Top-Level Hardcaml Design

The top-level Hardcaml design instantiates the parallel NTT cores along with state machines to sequence memory reads and writes and a transposer module.

The memory sequencers work in conjunction with a C++ HLS kernel to move data from memory to the internal address space of the NTT cores and back again.

The transposer module is used to flip incoming data so it can be read and written in parallel to the internal cores. When we are reading the data for multiple rows during the 2nd pass of the 4-step algorithm, we get 8 coefficients per cycle which need to be routed to a single core. However, each core can only accept 1 coefficient per cycle.
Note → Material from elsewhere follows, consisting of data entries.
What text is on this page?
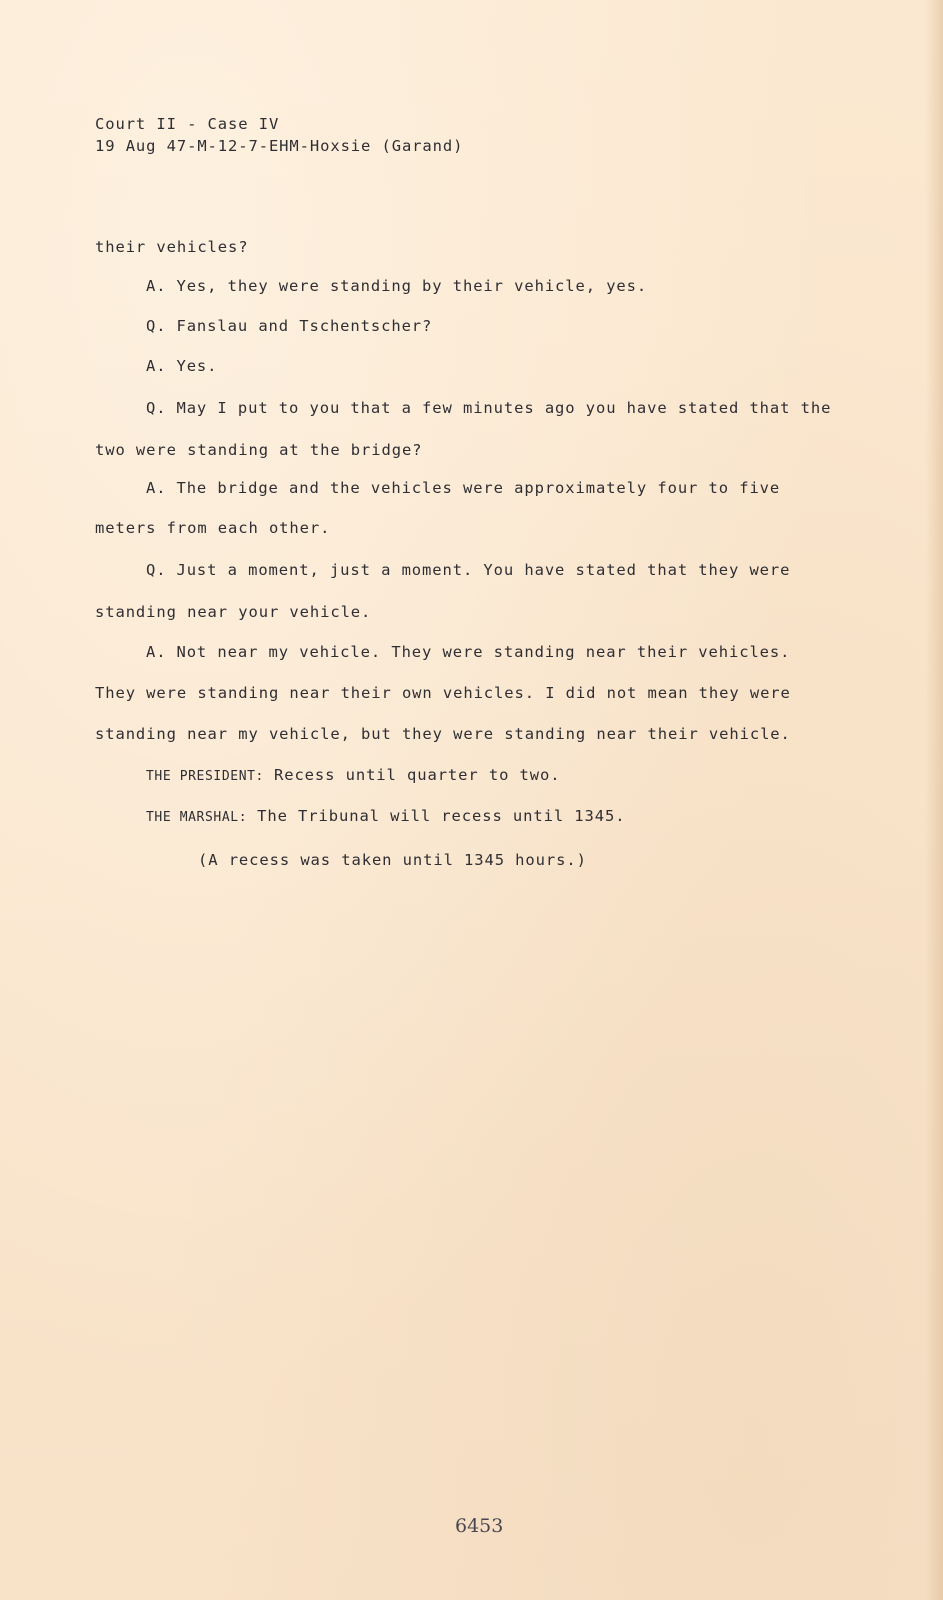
Court II - Case IV
19 Aug 47-M-12-7-EHM-Hoxsie (Garand)
their vehicles?
A. Yes, they were standing by their vehicle, yes.
Q. Fanslau and Tschentscher?
A. Yes.
Q. May I put to you that a few minutes ago you have stated that the
two were standing at the bridge?
A. The bridge and the vehicles were approximately four to five
meters from each other.
Q. Just a moment, just a moment. You have stated that they were
standing near your vehicle.
A. Not near my vehicle. They were standing near their vehicles.
They were standing near their own vehicles. I did not mean they were
standing near my vehicle, but they were standing near their vehicle.
THE PRESIDENT: Recess until quarter to two.
THE MARSHAL: The Tribunal will recess until 1345.
(A recess was taken until 1345 hours.)
6453
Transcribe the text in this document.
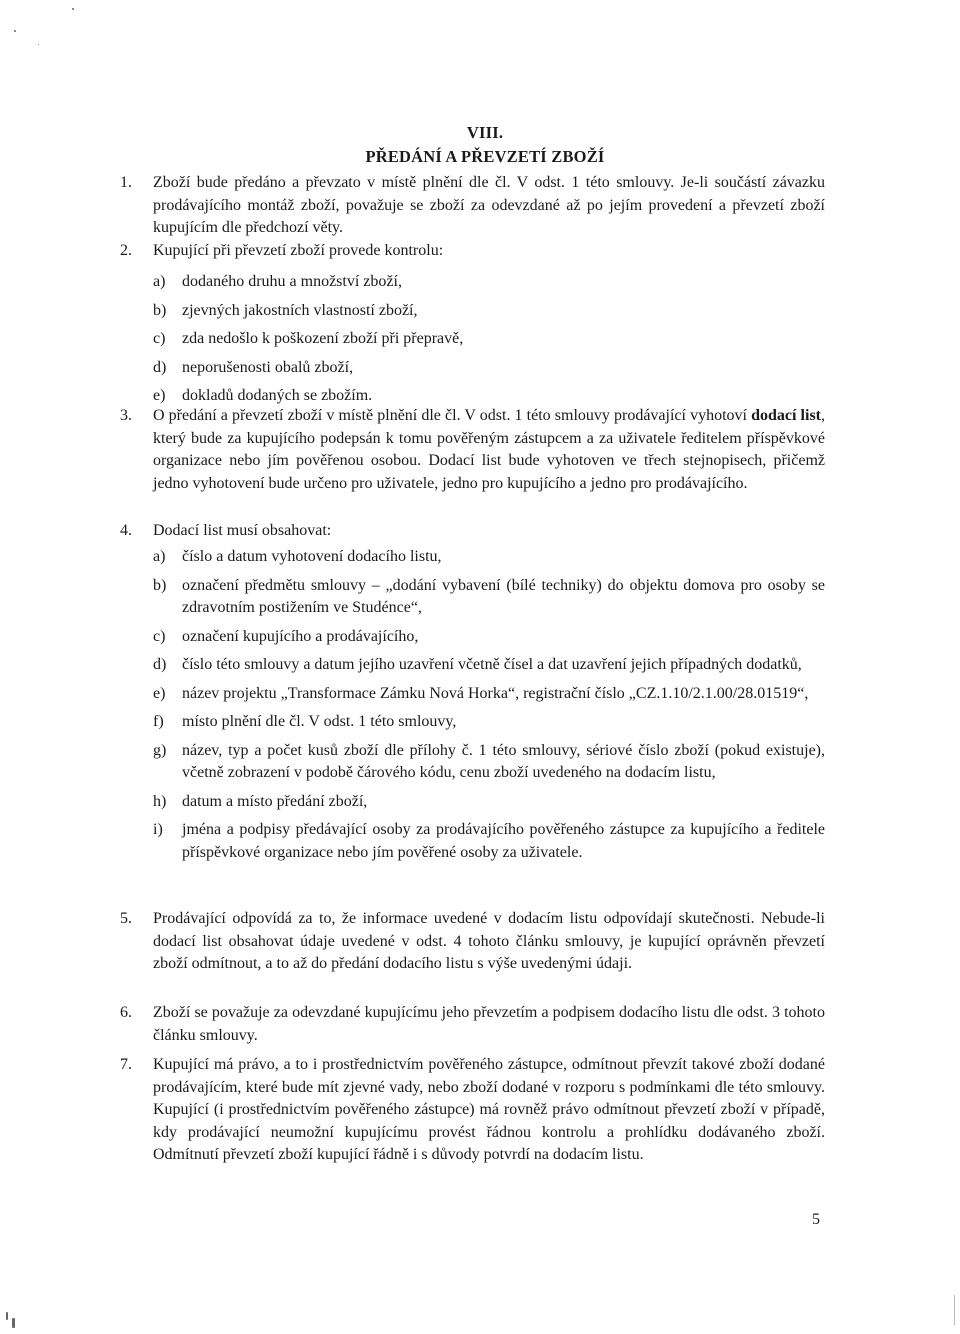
VIII.
PŘEDÁNÍ A PŘEVZETÍ ZBOŽÍ
1.	Zboží bude předáno a převzato v místě plnění dle čl. V odst. 1 této smlouvy. Je-li součástí závazku prodávajícího montáž zboží, považuje se zboží za odevzdané až po jejím provedení a převzetí zboží kupujícím dle předchozí věty.
2.	Kupující při převzetí zboží provede kontrolu:
a)	dodaného druhu a množství zboží,
b) zjevných jakostních vlastností zboží,
c)	zda nedošlo k poškození zboží při přepravě,
d) neporušenosti obalů zboží,
e)	dokladů dodaných se zbožím.
3.	O předání a převzetí zboží v místě plnění dle čl. V odst. 1 této smlouvy prodávající vyhotoví dodací list, který bude za kupujícího podepsán k tomu pověřeným zástupcem a za uživatele ředitelem příspěvkové organizace nebo jím pověřenou osobou. Dodací list bude vyhotoven ve třech stejnopisech, přičemž jedno vyhotovení bude určeno pro uživatele, jedno pro kupujícího a jedno pro prodávajícího.
4.	Dodací list musí obsahovat:
a)	číslo a datum vyhotovení dodacího listu,
b) označení předmětu smlouvy – „dodání vybavení (bílé techniky) do objektu domova pro osoby se zdravotním postižením ve Studénce“,
c)	označení kupujícího a prodávajícího,
d) číslo této smlouvy a datum jejího uzavření včetně čísel a dat uzavření jejich případných dodatků,
e)	název projektu „Transformace Zámku Nová Horka“, registrační číslo „CZ.1.10/2.1.00/28.01519“,
f)	místo plnění dle čl. V odst. 1 této smlouvy,
g) název, typ a počet kusů zboží dle přílohy č. 1 této smlouvy, sériové číslo zboží (pokud existuje), včetně zobrazení v podobě čárového kódu, cenu zboží uvedeného na dodacím listu,
h) datum a místo předání zboží,
i)	jména a podpisy předávající osoby za prodávajícího pověřeného zástupce za kupujícího a ředitele příspěvkové organizace nebo jím pověřené osoby za uživatele.
5.	Prodávající odpovídá za to, že informace uvedené v dodacím listu odpovídají skutečnosti. Nebude-li dodací list obsahovat údaje uvedené v odst. 4 tohoto článku smlouvy, je kupující oprávněn převzetí zboží odmítnout, a to až do předání dodacího listu s výše uvedenými údaji.
6.	Zboží se považuje za odevzdané kupujícímu jeho převzetím a podpisem dodacího listu dle odst. 3 tohoto článku smlouvy.
7.	Kupující má právo, a to i prostřednictvím pověřeného zástupce, odmítnout převzít takové zboží dodané prodávajícím, které bude mít zjevné vady, nebo zboží dodané v rozporu s podmínkami dle této smlouvy. Kupující (i prostřednictvím pověřeného zástupce) má rovněž právo odmítnout převzetí zboží v případě, kdy prodávající neumožní kupujícímu provést řádnou kontrolu a prohlídku dodávaného zboží. Odmítnutí převzetí zboží kupující řádně i s důvody potvrdí na dodacím listu.
5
The transposer will read 8 coefficients per cycle and hold them. Once enough rows are read, it will output a column of 8 coefficients per cycle which can be loaded into a set of NTT input RAMs.

Vitis kernels

The top-level FPGA design is built using the Xilinx Vitis design flow. It consists of two kernels: the top level Hardcaml design, and a C++ HLS kernel to interface with PCIe and HBM2 memory.

The C++ kernel coordinates the transfer of data…

…from the host to HBM2 memory.
…from HBM2 memory back to the host.
…from HBM2 into the Hardcaml NTT kernel
…from the NTT kernel into HBM

It is aware of the 2 passes of the 4-step algorithm and works in conjunction with the Hardcaml memory sequencers.